First Author  Fouladi Nashta AA Year  2004
Journal  J Endocrinol Volume  181
Issue  3 Pages  477-92
PubMed ID  15171696 Mgi Jnum  J:90916
Mgi Id  MGI:3045515 Doi  10.1677/joe.0.1810477
Citation  Fouladi Nashta AA, et al. (2004) Role of leukemia inhibitor factor (LIF) in decidualisation of murine uterine stromal cells in vitro. J Endocrinol 181(3):477-92
abstractText  Decidualisation of uterine stromal cells is a prerequisite for implantation of the embryo in mice. Here we have used an in vitro culture system in which stromal cells decidualise as indicated by a number of markers, including an increase in alkaline phosphatase (ALP) activity.

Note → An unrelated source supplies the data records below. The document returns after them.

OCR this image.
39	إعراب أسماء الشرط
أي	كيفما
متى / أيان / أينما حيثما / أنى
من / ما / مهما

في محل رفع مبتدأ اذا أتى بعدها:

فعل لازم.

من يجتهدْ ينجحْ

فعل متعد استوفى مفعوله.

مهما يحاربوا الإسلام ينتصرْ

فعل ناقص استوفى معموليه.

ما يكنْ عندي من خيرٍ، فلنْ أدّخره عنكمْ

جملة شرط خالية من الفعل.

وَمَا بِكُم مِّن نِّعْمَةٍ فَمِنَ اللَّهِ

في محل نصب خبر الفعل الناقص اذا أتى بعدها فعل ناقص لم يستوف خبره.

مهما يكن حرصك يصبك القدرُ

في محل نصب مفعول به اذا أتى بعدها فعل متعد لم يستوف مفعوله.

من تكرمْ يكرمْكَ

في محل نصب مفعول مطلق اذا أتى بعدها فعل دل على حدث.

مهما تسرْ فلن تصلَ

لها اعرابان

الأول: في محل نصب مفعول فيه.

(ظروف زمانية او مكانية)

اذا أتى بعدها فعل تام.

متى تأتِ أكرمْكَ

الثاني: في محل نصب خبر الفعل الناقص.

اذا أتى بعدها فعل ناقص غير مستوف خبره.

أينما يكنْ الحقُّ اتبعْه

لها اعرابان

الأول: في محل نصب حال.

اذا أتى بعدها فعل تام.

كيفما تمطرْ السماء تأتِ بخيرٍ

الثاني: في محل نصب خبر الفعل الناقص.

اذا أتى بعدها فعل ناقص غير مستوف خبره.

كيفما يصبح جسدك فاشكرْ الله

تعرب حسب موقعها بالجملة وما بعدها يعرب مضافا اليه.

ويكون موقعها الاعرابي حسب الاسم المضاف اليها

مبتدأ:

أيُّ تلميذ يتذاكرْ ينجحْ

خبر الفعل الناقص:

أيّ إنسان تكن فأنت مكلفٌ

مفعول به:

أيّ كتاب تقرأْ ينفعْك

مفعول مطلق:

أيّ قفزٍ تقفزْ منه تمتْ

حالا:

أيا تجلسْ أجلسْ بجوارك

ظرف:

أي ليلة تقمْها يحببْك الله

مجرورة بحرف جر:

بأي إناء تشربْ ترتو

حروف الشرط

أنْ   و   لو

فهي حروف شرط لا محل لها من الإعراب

The latter was used as a quantitative marker of decidualisation in the presence of low (2%) fetal calf serum. Prostaglandin E(2) (PGE(2)), which is known to induce decidualisation, increased ALP activity, and this effect was blocked in a dose-dependent manner by indomethacin. Leukemia inhibitory factor (LIF) was then examined, but it had no effect on PGE(2) secretion. However, LIF suppressed ALP activity in a dose-dependent manner in the presence of 2% serum, while an inhibitor of LIF that competes for binding to its receptor reversed the effect of LIF and increased ALP activity above the control level. In serum-free cultures, stromal cells differentiated rapidly, and no differences were observed between LIF-treated and untreated cultures. Stromal cells produce LIF during in vitro culture, and this peaked at 48 h. Freshly collected stromal cells from both day-2 and -4 pregnant mice expressed mRNA for the LIF receptor, and the transcript level was higher in cells isolated on day 4. However, no differences were observed in the relative levels of transcripts in cells from day 2 and day 4 after culture, nor were there differences between the LIF-treated cultures and controls. Therefore, in this study, we have shown that LIF suppresses decidualisation of murine uterine stromal cells in the presence of serum, this is not due to the regulation of PGE(2) secretion by stromal cells.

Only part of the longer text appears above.